Du côté des travailleurs, deux camps se sont formés également: l’Union des commerçants d’Athènes, à l’origine de la demande, s’est bien sûr réjoui de la réponse finalement positive accordée par le ministère à sa requête, suscitant du même coup le mécontentement de ses collègues des autres régions. Lesquels ont été arrêtés dans leur volonté d’ouvrir malgré tout leurs enseignes le 28 décembre (à lire dans Ta Nea) par la menace de lourdes amendes imposées à tout commerçant qui ouvrirait son magasin ce jour-là ailleurs qu’à Athènes. En face, les syndicats des employés de magasin, hostiles à cette mesure, ont été rejoints par des organisations comme le Forum social grec, le Front uni des travailleurs et des membres du parti SYRIZA (à lire dans To Vima).
Le résultat de toute cette affaire fut un immense chaos, selon l’écho qu’en ont donné les journalistes: “Rue Ermou, nous rapporte-t-on dans Ethnos, des manifestants ont bloqué l’entrée de nombreux magasins et en ont interdit l’entrée aux consommateurs.

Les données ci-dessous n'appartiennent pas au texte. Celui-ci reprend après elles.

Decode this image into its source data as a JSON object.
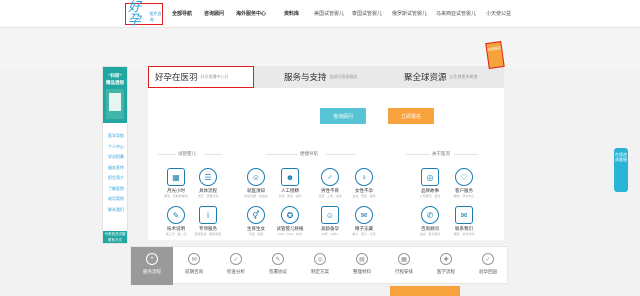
{
  "header": {
    "logo_mark": "好孕",
    "logo_text": "医疗咨询",
    "nav": [
      {
        "label": "全部导航",
        "bold": true
      },
      {
        "label": "咨询顾问",
        "bold": true
      },
      {
        "label": "海外服务中心",
        "bold": true
      },
      {
        "label": "资料库",
        "bold": true
      },
      {
        "label": "美国试管婴儿",
        "bold": false
      },
      {
        "label": "泰国试管婴儿",
        "bold": false
      },
      {
        "label": "俄罗斯试管婴儿",
        "bold": false
      },
      {
        "label": "马来西亚试管婴儿",
        "bold": false
      },
      {
        "label": "小天使公益",
        "bold": false
      }
    ]
  },
  "sidebar": {
    "head_line1": "“科研”",
    "head_line2": "精品透视",
    "links": [
      "医学导航",
      "个人中心",
      "学员招募",
      "服务宣传",
      "招生简介",
      "了解医院",
      "成功案例",
      "联系我们"
    ],
    "foot": "马来西亚试管联系方式"
  },
  "tabs": [
    {
      "title": "好孕在医羽",
      "sub": "好孕直播中心开"
    },
    {
      "title": "服务与支持",
      "sub": "由顾问直接服务"
    },
    {
      "title": "聚全球资源",
      "sub": "让生育更多希望"
    }
  ],
  "buttons": {
    "consult": "咨询顾问",
    "apply": "立即报名"
  },
  "groups": [
    {
      "title": "试管婴儿"
    },
    {
      "title": "便捷导航"
    },
    {
      "title": "关于医羽"
    }
  ],
  "services": [
    {
      "label": "月光小时",
      "sub": "服务 · 定制新体验",
      "icon": "calculator-icon",
      "glyph": "▦"
    },
    {
      "label": "具体流程",
      "sub": "当天 · 流程方法",
      "icon": "clipboard-icon",
      "glyph": "☰"
    },
    {
      "label": "就医须知",
      "sub": "常见问题 · 办签名",
      "icon": "doctor-icon",
      "glyph": "☺"
    },
    {
      "label": "人工授精",
      "sub": "女性 · 男性 · 进阶",
      "icon": "nurse-icon",
      "glyph": "☻"
    },
    {
      "label": "男性不育",
      "sub": "北京 · 上海 · 深圳",
      "icon": "person-icon",
      "glyph": "♂"
    },
    {
      "label": "女性不孕",
      "sub": "女性 · 男性 · 进阶",
      "icon": "female-icon",
      "glyph": "♀"
    },
    {
      "label": "品牌故事",
      "sub": "公司概况 · 官方",
      "icon": "globe-icon",
      "glyph": "◎"
    },
    {
      "label": "客户服务",
      "sub": "服务 · 评价中心",
      "icon": "heart-icon",
      "glyph": "♡"
    },
    {
      "label": "技术说明",
      "sub": "第三代 · 第二代",
      "icon": "pen-icon",
      "glyph": "✎"
    },
    {
      "label": "专项服务",
      "sub": "费用包含 · 服务项目",
      "icon": "info-icon",
      "glyph": "i"
    },
    {
      "label": "生育生女",
      "sub": "可选 · 性别",
      "icon": "gender-icon",
      "glyph": "⚥"
    },
    {
      "label": "试管婴儿移植",
      "sub": "PGD · PGS · 技术",
      "icon": "medal-icon",
      "glyph": "✪"
    },
    {
      "label": "高龄备孕",
      "sub": "40岁 · 45岁+",
      "icon": "elder-icon",
      "glyph": "☺"
    },
    {
      "label": "精子冻藏",
      "sub": "精子 · 卵子 · 冷冻",
      "icon": "document-icon",
      "glyph": "✉"
    },
    {
      "label": "咨询顾问",
      "sub": "在线 · 官方顾问",
      "icon": "chat-icon",
      "glyph": "✆"
    },
    {
      "label": "联系我们",
      "sub": "服务 · 合作伙伴",
      "icon": "contact-icon",
      "glyph": "✉"
    }
  ],
  "bottom": [
    {
      "label": "服务流程",
      "icon": "plus-circle-icon",
      "glyph": "+",
      "active": true
    },
    {
      "label": "前期咨询",
      "icon": "chat-icon",
      "glyph": "✉",
      "active": false
    },
    {
      "label": "检查分析",
      "icon": "check-icon",
      "glyph": "✓",
      "active": false
    },
    {
      "label": "签署协议",
      "icon": "document-icon",
      "glyph": "✎",
      "active": false
    },
    {
      "label": "制定方案",
      "icon": "target-icon",
      "glyph": "◎",
      "active": false
    },
    {
      "label": "整理材料",
      "icon": "folder-icon",
      "glyph": "▤",
      "active": false
    },
    {
      "label": "行程安排",
      "icon": "calendar-icon",
      "glyph": "▦",
      "active": false
    },
    {
      "label": "医学流程",
      "icon": "medical-icon",
      "glyph": "✚",
      "active": false
    },
    {
      "label": "验孕回国",
      "icon": "check-circle-icon",
      "glyph": "✓",
      "active": false
    }
  ],
  "note": "试管报名",
  "float_tab": "在线咨询客服"
}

Dès 9h30 le matin, des employés de commerce et des syndicalistes ont bloqué les entrées de grands magasins au centre d’Athènes pour montrer que, selon eux, l’ouverture exceptionnelle des magasin ce jour est un prétexte à la remise en cause de la fermeture des magasins le dimanche.” Des manifestations ont également jalonné la journée de ce dimanche un peu particulier. Du coup, par crainte de reprise des hostilités, certains ont rapidement baissé leur rideau ! Une chaude ambiance pour des courses de Noël, qui par ailleurs, ne semblent pas avoir contribué à renflouer beaucoup les caisses des commerces…
Après coup, le journal Eleftehrotypia (dont le coeur balance plutôt à gauche) a publié quelques observations de dysfonctionnements graves: les employés qui ont travaillé ce dimanche, au départ sur la base du volontariat, auraient été victimes de pressions psychologiques lourdes les obligeant à accepter cet horaire de travail. Les heures supplémentaires et les augmentations de salaire annoncées n’auraient pas toujours été comptabilisées… De quoi alimenter les craintes exprimées auparavant et faire exiger que le jour du Seigneur reste chômé. Dans Ta Nea, Stephanos Tzanakis ironise: "Les cagoules ont fait du bon boulot. Maintenant, pour les employés de ces magasins, c'est la question du travail en général qui se pose, tandis que des commerçants qui n'ont subi aucun dommage profitent de la situation troublée...".